I am not your lawyer and you are not my client. Free advice here is without recourse and any reliance thereupon is at your sole risk. This is done without compensation as a free public service. I am licensed in IL, MO, TX and I am a Reg. Pat. Atty. so advice in any other jurisdiction is strictly general advice and should be confirmed with an attorney licensed in that jurisdiction.
In the absence of a written employment agreement, you are probably out of luck, unless this key employee is misappropriating trade secrets. Customer lists are not usually considered trade secrets because the identity of your customers is probably not a secret. Even if you had a valid non-compete clause, courts are reluctant to enforce them and interpret them narrowly. Why? Because one of our fundamental values is to encourage competition.

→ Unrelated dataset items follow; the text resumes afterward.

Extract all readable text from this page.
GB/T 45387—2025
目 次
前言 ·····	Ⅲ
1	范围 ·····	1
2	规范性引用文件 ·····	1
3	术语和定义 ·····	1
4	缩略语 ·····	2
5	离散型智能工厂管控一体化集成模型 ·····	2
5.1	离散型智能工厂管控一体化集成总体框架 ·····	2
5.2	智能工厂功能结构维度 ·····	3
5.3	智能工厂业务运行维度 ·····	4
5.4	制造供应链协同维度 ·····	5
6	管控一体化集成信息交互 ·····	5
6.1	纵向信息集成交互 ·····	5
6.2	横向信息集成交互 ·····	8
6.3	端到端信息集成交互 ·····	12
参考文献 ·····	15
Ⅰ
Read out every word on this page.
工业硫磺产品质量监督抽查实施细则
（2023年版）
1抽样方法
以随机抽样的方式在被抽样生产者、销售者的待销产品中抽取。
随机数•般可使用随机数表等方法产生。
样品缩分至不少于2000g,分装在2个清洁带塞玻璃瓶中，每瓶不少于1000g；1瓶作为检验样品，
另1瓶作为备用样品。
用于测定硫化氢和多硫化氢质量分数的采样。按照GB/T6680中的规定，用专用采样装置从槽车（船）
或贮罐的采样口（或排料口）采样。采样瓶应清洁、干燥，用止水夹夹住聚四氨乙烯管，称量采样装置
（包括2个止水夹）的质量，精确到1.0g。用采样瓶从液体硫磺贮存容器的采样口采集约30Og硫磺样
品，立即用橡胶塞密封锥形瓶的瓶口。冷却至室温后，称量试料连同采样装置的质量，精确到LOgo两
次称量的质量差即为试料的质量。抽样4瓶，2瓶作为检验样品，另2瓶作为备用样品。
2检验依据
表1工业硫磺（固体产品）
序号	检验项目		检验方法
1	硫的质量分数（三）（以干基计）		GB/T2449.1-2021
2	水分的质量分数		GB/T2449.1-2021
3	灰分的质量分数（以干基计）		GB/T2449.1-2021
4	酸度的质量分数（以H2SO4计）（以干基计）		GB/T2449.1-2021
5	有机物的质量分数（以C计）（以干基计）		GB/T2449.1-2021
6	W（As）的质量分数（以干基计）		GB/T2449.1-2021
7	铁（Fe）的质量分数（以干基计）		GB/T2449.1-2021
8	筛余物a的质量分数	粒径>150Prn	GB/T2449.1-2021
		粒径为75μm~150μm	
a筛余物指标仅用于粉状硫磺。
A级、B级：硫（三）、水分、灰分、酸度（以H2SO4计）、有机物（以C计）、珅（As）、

Let's be practical---your best bet in this situation would be to work out a new deal with this key employee to keep him happy. Litigation is almost never successful in these situations. If your key employee wants to leave, or if his demands for additional compensation are excessive, then your best bet is to launch a counterattack---taking expedited steps to improve your existing relationships with key customers. In the final analysis, competition is usually a good thing.